Taktis diartikan teknik dan manuver dalam menghadapi lawan.
Sehingga definisi dialektika taktis adalah "peningkatan pemahaman tentang teknik dan manuver menghadapi lawan".
pada 4 maret 2010, sore hari indonesia dikejutkan dengan serangan mendadak dari unit brimob dan den 88 polri di lokasi Desa Bayu dan Desa Iboeh Tunong di Kecamatan Seulimum serta di Desa Teladan, Kecamatan Lembah Seulawah. kemudian yang lebih mengejutkannya lagi, jatuh korban di pihak brimob dan densus, Bribda Darmansyah dan Bribda Henri Kusumo, merupakan anggota Brimob Polda Aceh. Satu korban tewas lainnya yaitu Bribtu Boas Waosir berasal dari Densus 88.

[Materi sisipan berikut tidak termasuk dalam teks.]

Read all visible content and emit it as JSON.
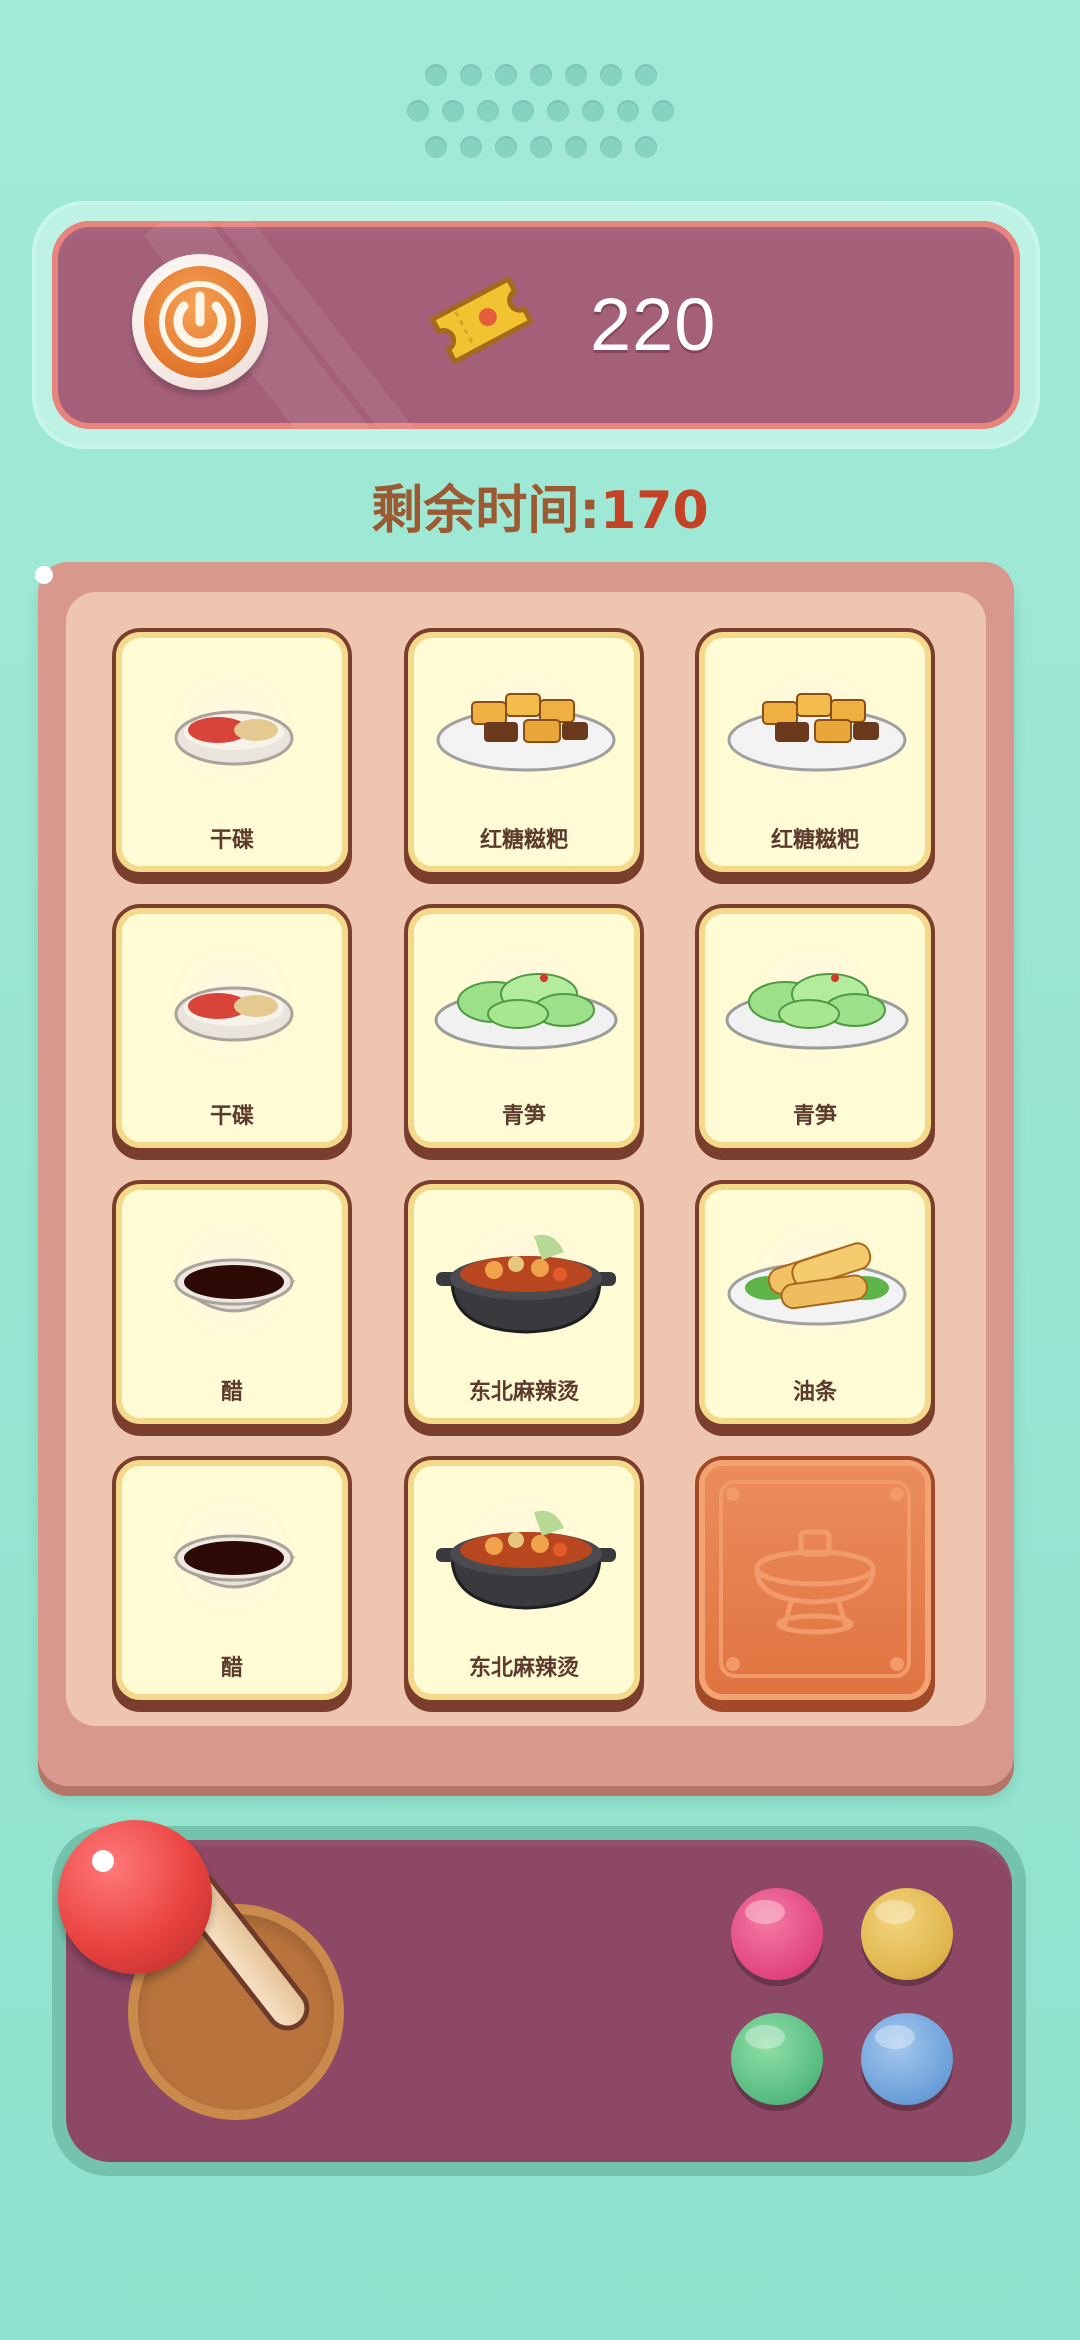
{
  "score": "220",
  "timer": {
    "label": "剩余时间",
    "colon": ":",
    "value": "170"
  },
  "cards": [
    {
      "label": "干碟",
      "food": "sauce-red"
    },
    {
      "label": "红糖糍粑",
      "food": "ciba"
    },
    {
      "label": "红糖糍粑",
      "food": "ciba"
    },
    {
      "label": "干碟",
      "food": "sauce-red"
    },
    {
      "label": "青笋",
      "food": "greens"
    },
    {
      "label": "青笋",
      "food": "greens"
    },
    {
      "label": "醋",
      "food": "vinegar"
    },
    {
      "label": "东北麻辣烫",
      "food": "hotpot"
    },
    {
      "label": "油条",
      "food": "youtiao"
    },
    {
      "label": "醋",
      "food": "vinegar"
    },
    {
      "label": "东北麻辣烫",
      "food": "hotpot"
    },
    {
      "label": "",
      "food": "card-back-hotpot-icon"
    }
  ],
  "colors": {
    "background": "#a3ead8",
    "panel": "#a45f79",
    "controller": "#8c4865",
    "button_pink": "#e94b83",
    "button_yellow": "#e2b74e",
    "button_green": "#5ec48a",
    "button_blue": "#6fa3db"
  }
}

Bahkan sampai tanggal 5 maret, kelompok teroris diakui masih bisa menahan serbuan polisi dengan menguasai choke point yang dapat di monitor dari dataran tinggi dan merekapun mempunyai peralatan yang diakui cocok untuk tugas itu (kemungkinan sniper rifle atau senapan mesin). alhasil sel utama rombongan teroris dapat segera menghilang ke hutan. sementara itu disusul oleh tim pelindung mereka akhirnya dapat dilumpuhkan oleh tim penyerbu densus 88 dan brimob, setelah sukses menahan serbuan awal tersebut. Total yang ditangkap oleh polri adalah 19 orang.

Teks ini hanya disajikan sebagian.